A AIDS Healthcare Foundation (AHF) agradeceu hoje aos representantes Alcee Hastings, Debbie Wasserman Schultz, Ted Deutch e Frederica Wilson, quatro membros do Congresso da Flórida, por seus esforços para garantir financiamento emergencial adicional para o Programa de Assistência Farmacêutica para AIDS (ADAP), uma rede de programas financiados pelos governos federal e estadual que oferece tratamentos vitais para HIV a pessoas de baixa renda, sem seguro saúde ou com seguro insuficiente que vivem com HIV/AIDS em todo o país. O Congresso aprovou recentemente US$ 48 milhões em financiamento emergencial para o ADAP, que atualmente tem mais de 8,500 pessoas em nove estados em listas de espera, sem acesso a esse programa vital. Mais de 3,900 dessas pessoas estão na lista de espera na Flórida, que receberá US$ 6.9 milhões dos US$ 48 milhões em financiamento emergencial para o ADAP e em breve encaminhará 1,500 pessoas da lista de espera para tratamento vital contra a AIDS por meio do programa.
“Apoiamos os esforços dos representantes Hastings, Wasserman Schultz, Deutch e Wilson para garantir esse financiamento emergencial para os Programas de Assistência ao HIV/AIDS (ADAPs) em todo o país e, em particular, para o programa da Flórida, que foi duramente atingido. Seus esforços não apenas salvarão vidas, mas também devem servir como um chamado à ação para que todos os líderes da Flórida respondam a essa crise devastadora”, disse Michael Kahane, chefe do escritório sul da AIDS Healthcare Foundation. “Garantir o acesso ao tratamento por meio do ADAP é fundamental para o sucesso da nossa luta contra o HIV/AIDS. O tratamento não só mantém as pessoas com HIV/AIDS saudáveis, como também pode reduzir novas infecções em até 96%. É inaceitável que 3,900 pessoas na Flórida e mais de 8,500 em todo o país estejam aguardando em listas de espera, sem conseguir acessar esse programa que salva vidas.”
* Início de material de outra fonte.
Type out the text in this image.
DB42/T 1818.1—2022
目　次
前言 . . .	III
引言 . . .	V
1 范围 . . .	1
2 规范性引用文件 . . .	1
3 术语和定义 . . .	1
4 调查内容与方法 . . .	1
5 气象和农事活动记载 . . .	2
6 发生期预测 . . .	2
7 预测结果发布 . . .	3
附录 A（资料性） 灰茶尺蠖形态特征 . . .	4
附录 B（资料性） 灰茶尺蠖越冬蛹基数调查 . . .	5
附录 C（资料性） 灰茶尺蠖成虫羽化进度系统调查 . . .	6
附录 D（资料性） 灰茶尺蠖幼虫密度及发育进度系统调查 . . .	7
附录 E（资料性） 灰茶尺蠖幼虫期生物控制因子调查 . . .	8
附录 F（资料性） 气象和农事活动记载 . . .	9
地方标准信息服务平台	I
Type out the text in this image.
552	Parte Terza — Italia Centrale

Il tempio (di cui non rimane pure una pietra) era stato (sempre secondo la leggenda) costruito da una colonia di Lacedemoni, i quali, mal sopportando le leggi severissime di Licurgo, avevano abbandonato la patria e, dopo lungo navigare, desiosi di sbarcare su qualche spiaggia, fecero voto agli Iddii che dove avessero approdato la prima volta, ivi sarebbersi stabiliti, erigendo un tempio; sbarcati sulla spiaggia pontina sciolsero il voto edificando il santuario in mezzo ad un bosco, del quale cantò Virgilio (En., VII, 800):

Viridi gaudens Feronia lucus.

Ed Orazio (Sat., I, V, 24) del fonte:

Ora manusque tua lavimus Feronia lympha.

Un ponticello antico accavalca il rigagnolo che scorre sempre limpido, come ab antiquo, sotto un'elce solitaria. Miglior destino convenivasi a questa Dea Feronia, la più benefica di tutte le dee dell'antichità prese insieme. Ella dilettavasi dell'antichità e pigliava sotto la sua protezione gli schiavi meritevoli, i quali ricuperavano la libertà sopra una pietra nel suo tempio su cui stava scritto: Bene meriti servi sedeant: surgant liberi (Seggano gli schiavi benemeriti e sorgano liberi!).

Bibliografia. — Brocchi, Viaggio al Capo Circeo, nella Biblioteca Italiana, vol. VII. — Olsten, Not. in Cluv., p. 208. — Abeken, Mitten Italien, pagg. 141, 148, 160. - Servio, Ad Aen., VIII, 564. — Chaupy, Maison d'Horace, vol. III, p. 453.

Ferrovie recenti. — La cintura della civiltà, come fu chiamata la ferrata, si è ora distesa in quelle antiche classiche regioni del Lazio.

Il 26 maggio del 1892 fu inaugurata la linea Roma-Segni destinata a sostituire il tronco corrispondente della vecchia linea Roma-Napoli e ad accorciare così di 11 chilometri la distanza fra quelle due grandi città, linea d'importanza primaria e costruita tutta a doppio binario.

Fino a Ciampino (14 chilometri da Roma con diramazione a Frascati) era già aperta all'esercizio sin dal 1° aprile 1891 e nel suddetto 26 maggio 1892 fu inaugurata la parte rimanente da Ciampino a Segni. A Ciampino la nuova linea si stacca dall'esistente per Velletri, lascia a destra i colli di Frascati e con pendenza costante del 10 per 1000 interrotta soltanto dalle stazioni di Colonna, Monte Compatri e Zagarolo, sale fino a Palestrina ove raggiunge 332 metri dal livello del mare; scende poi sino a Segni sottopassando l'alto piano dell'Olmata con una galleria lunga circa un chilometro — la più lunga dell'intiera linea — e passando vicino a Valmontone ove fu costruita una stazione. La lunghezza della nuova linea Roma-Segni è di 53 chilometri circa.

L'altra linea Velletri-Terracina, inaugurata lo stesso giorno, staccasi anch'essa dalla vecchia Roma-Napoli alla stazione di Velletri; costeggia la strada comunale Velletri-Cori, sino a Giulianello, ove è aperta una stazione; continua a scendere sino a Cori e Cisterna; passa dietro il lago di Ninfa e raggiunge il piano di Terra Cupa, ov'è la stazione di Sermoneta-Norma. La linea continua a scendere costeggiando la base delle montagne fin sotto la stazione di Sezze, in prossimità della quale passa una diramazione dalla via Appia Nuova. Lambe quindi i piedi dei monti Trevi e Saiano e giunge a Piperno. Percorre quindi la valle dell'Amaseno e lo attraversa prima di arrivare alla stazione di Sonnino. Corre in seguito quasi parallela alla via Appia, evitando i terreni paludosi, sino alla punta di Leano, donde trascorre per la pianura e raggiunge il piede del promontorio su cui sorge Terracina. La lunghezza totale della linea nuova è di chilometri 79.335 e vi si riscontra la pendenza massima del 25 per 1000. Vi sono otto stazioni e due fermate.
“Os fundos pelos quais esses quatro legisladores lutaram permitirão que a Flórida e outros estados comecem a remover pessoas das listas de espera; no entanto, isso simplesmente não é suficiente para acabar com essa crise”, disse Michael Weinstein, presidente da AIDS Healthcare Foundation. “O governo Obama e o Congresso precisam fazer mais para garantir o acesso ao tratamento para pessoas com HIV/AIDS. A omissão nesse sentido colocará vidas em risco, levará a milhares de novas infecções por HIV e, em última análise, custará ainda mais dinheiro. Em última análise, será necessário que toda a delegação da Flórida no Congresso pressione o governo e o Congresso a agir. A liderança desses membros do Congresso, juntamente com a do senador Rubio, deu esperança aos milhares de floridianos que ainda aguardam tratamento. A AHF agora convoca todos os líderes da Flórida a se unirem a essa luta.”
De acordo com o ADAP Watch, uma lista publicada pela Aliança Nacional de Diretores Estaduais e Territoriais de AIDS (NASTAD), em 29 de setembro, 8,512 pacientes de baixa renda com AIDS em nove estados estavam em listas de espera para acessar medicamentos essenciais contra o HIV/AIDS por meio da rede nacional de Programas de Acesso a AIDS (ADAPs). Vários estados também limitaram recentemente novas inscrições em seus ADAPs ou reduziram drasticamente os critérios de elegibilidade com base em uma porcentagem da renda do Nível Federal de Pobreza (em alguns casos, reduzindo a renda elegível do Nível Federal de Pobreza de 400% para 200%), negando, na prática, o acesso a medicamentos a pacientes necessitados.
Em 2008, ano em que o presidente Obama foi eleito, havia menos de 100 pacientes nas listas de espera do ADAP.
Com os medicamentos para AIDS custando no mínimo US$ 10,000 por paciente por ano, estima-se que seriam necessários mais de US$ 85 milhões — US$ 37 milhões a mais do que os US$ 48 milhões aprovados pelo Congresso — para zerar as atuais listas de espera por apenas um ano.
O ADAP é uma rede de programas financiada pelos governos federal e estadual, administrada pelos estados, que fornece medicamentos essenciais para o tratamento da AIDS a americanos de baixa renda que precisam deles. Em todo o país, os programas ADAP atendem mais de 165,000 pessoas, representando um terço das pessoas em tratamento contra a AIDS nos EUA. Aproximadamente 80% das pessoas em listas de espera do ADAP residem no Sul. A crise afeta desproporcionalmente as comunidades de cor.